Most agree there are problems in the 401(k) world. Certain types of plans (mostly small ones) don’t have the clout to negotiate fees as favorable as their larger brethren. Certain types of investment options (notably those involving annuities and collective trust funds) do not disclose vital information as vigorously as their mutual fund counterparts (mostly because the latter are required by law to report while the former are not). Certain types of mutual funds charge certain fees (namely 12b-1 and revenue sharing fees), that have a directly negative impact on fund performance versus those that don’t. Certain types of service providers (namely non-fiduciaries) can legally place a plan into investments against that plan’s best interests.

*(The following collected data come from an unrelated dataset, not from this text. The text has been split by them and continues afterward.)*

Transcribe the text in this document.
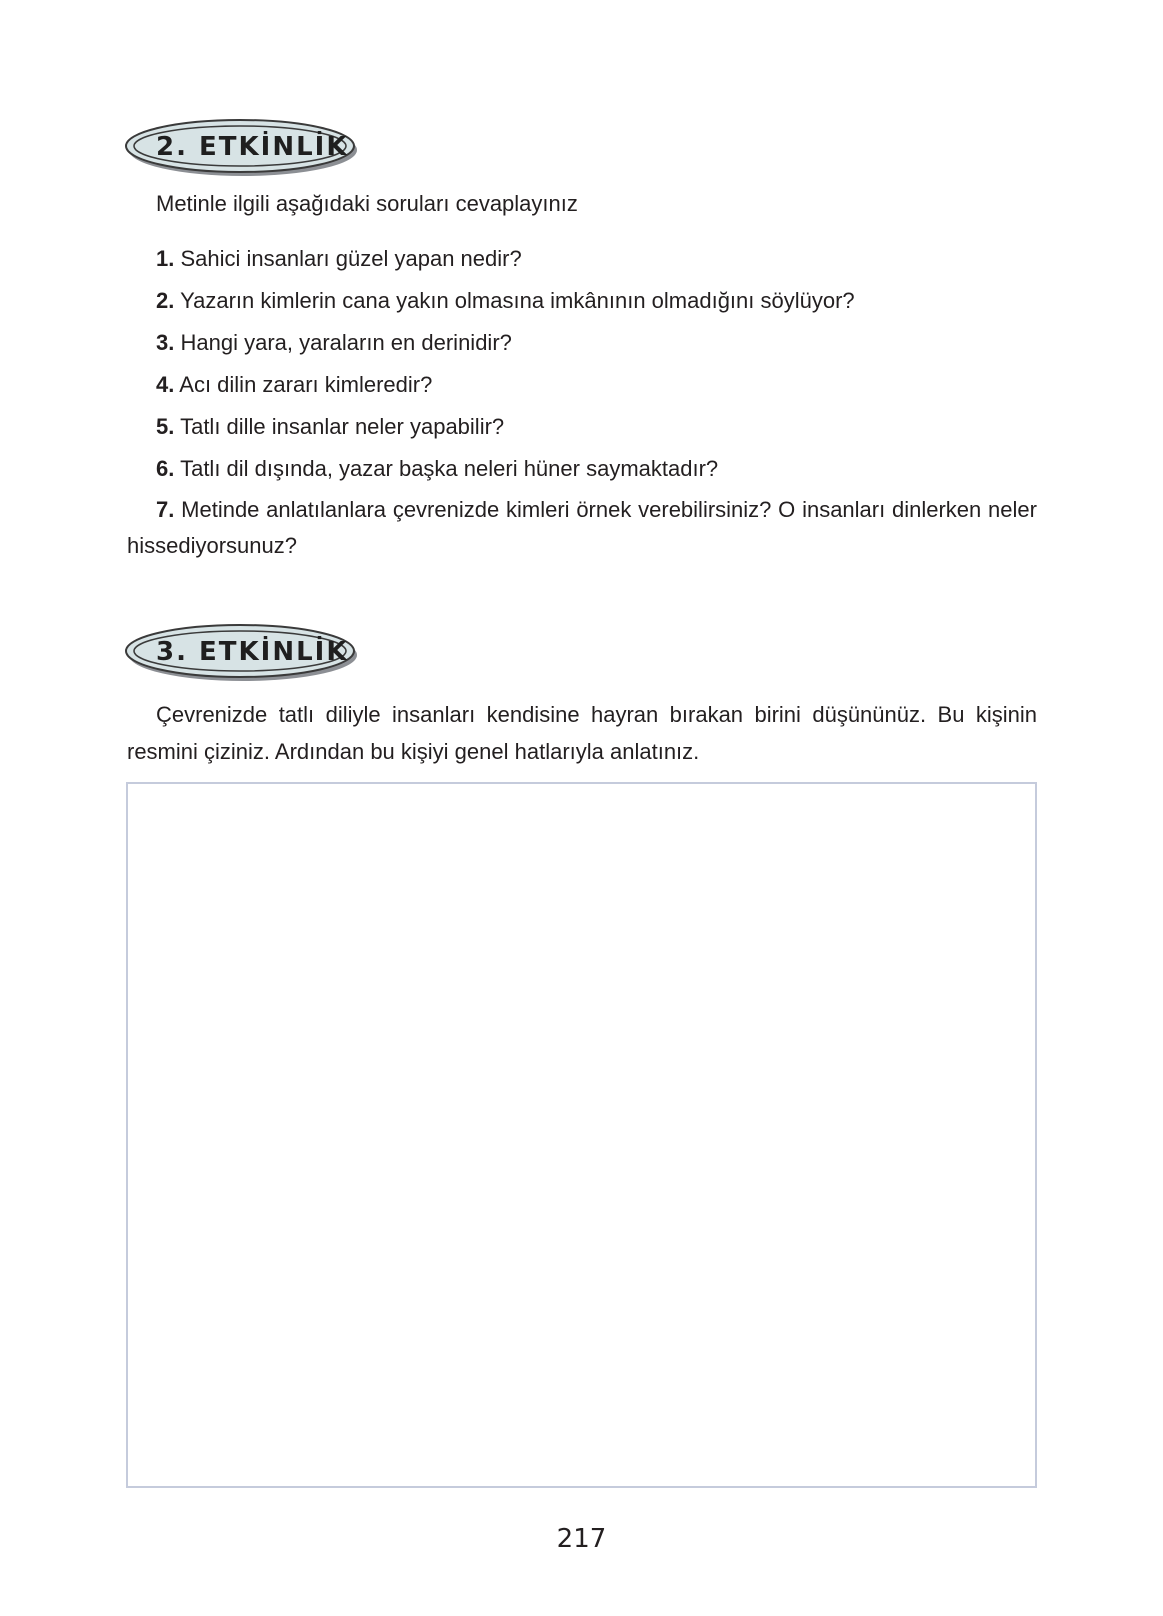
2. ETKİNLİK
Metinle ilgili aşağıdaki soruları cevaplayınız
1. Sahici insanları güzel yapan nedir?
2. Yazarın kimlerin cana yakın olmasına imkânının olmadığını söylüyor?
3. Hangi yara, yaraların en derinidir?
4. Acı dilin zararı kimleredir?
5. Tatlı dille insanlar neler yapabilir?
6. Tatlı dil dışında, yazar başka neleri hüner saymaktadır?
7. Metinde anlatılanlara çevrenizde kimleri örnek verebilirsiniz? O insanları dinlerken neler hissediyorsunuz?
3. ETKİNLİK

Çevrenizde tatlı diliyle insanları kendisine hayran bırakan birini düşününüz. Bu kişinin resmini çiziniz. Ardından bu kişiyi genel hatlarıyla anlatınız.

217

These problems are well documented and their corresponding solutions, while controversial, possess the key attribute of being obvious and easy to implement. There are more problems, mostly dealing with participant’s lack of participation, naïve diversification strategies and lack of long-term thinking. We are seeing plan sponsors more successfully address these problems as behavioral finance techniques slowly (and not so slowly) seep into plan design.
Given this, why have Ian Ayres and Quinn Curtis – two law professors and the seemingly self-proclaimed dynamic duo of 401(k) fee-dom – so botched what should have been an easy research report that even industry thought leaders – who are well aware of the aforementioned 401(k) problems – find it difficult to support (see “Hit, Miss or Backfire? Controversial Ayres/Curtis 401k Fee Paper Claims Broad-Based Fiduciary Breach,” FiduciaryNews.com, March 4, 2014).